In short, more testing is needed. And that means another surgery, this one more involved. After we get the final pathology report on Monday, Dr. Dailey will discuss further with a well-known thoracic surgeon in the hospital who is already familiar with my case. He is suggesting that I undergo a mediastinoscopy, a surgical procedure to examine the inside of my upper chest between and in front of my lungs (my mediastinum). What he will do is send a scope down in there or come at it from the side of my chest and pull out a bunch of lymph nodes for sampling. There are several hot spots in this area and this is the area where I had the most involvement from the very beginning. Lymphomas - Hodgkin's Disease especially - tend to manifest in this area of rich tissue and sampling from here will give us a much more definitive answer of what's going on. The reason that we didn't start here vs. sampling the bone marrow was that the procedure is a bit more risky as it is being done around my vital organs and there is always some danger with poking sharp objects around in there.

Hopefully, the mediastinoscopy will be the last of the tests and we'll finally have some answers. I'll at least be meeting with the surgeon this coming Friday, and if his schedule allows, maybe even having the procedure done as early as then.

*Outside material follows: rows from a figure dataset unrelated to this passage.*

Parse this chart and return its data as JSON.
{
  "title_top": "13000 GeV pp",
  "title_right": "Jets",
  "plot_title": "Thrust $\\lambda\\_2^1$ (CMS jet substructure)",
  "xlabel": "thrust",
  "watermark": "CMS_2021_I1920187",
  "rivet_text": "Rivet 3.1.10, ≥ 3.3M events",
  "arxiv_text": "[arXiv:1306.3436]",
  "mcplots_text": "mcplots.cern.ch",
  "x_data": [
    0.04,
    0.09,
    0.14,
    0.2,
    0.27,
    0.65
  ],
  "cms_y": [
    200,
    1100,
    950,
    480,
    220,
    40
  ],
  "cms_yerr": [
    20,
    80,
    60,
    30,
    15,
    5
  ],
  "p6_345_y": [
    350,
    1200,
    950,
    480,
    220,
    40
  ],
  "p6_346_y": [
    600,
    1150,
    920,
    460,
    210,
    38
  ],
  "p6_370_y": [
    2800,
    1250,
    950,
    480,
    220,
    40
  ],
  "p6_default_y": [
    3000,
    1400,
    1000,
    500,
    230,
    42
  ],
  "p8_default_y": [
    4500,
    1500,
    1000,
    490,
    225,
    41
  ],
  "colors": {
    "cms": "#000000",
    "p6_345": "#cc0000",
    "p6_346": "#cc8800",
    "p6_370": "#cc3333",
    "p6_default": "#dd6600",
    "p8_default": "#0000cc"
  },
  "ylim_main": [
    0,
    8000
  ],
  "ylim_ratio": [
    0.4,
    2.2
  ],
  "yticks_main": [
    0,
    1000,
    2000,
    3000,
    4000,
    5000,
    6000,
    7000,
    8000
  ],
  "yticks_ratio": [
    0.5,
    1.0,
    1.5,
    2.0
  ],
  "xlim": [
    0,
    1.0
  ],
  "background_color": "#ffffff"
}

After our discussion, I'll know some more about his surgical plan of attack. After the lymph nodes are analyzed for cancer cell involvement we'll have a pretty sure answer. If they come back negative we can be mildly confident that there is no cancer anywhere else in my body - I will still have to be watched very closely. If they come back positive for a Hodgkin relapse then it's down to the team at Yale New Haven Hospital to discuss stem cell transplantation.

I hate that I don't have any more answers to report. Part of me just wanted him to say that the results were positive showing a recurrence and we could get on with the plan of attack and I could get out of this awful life limbo. But over dirt wings and mircobrews at J. Timothy's Craig was able to convince me that the news we got was better than the alternative. At least for now, there is still hope ... I am one step closer to possibly finding out that I am in fact still cancer-free. We decided that the results were on the positive side of neutral news.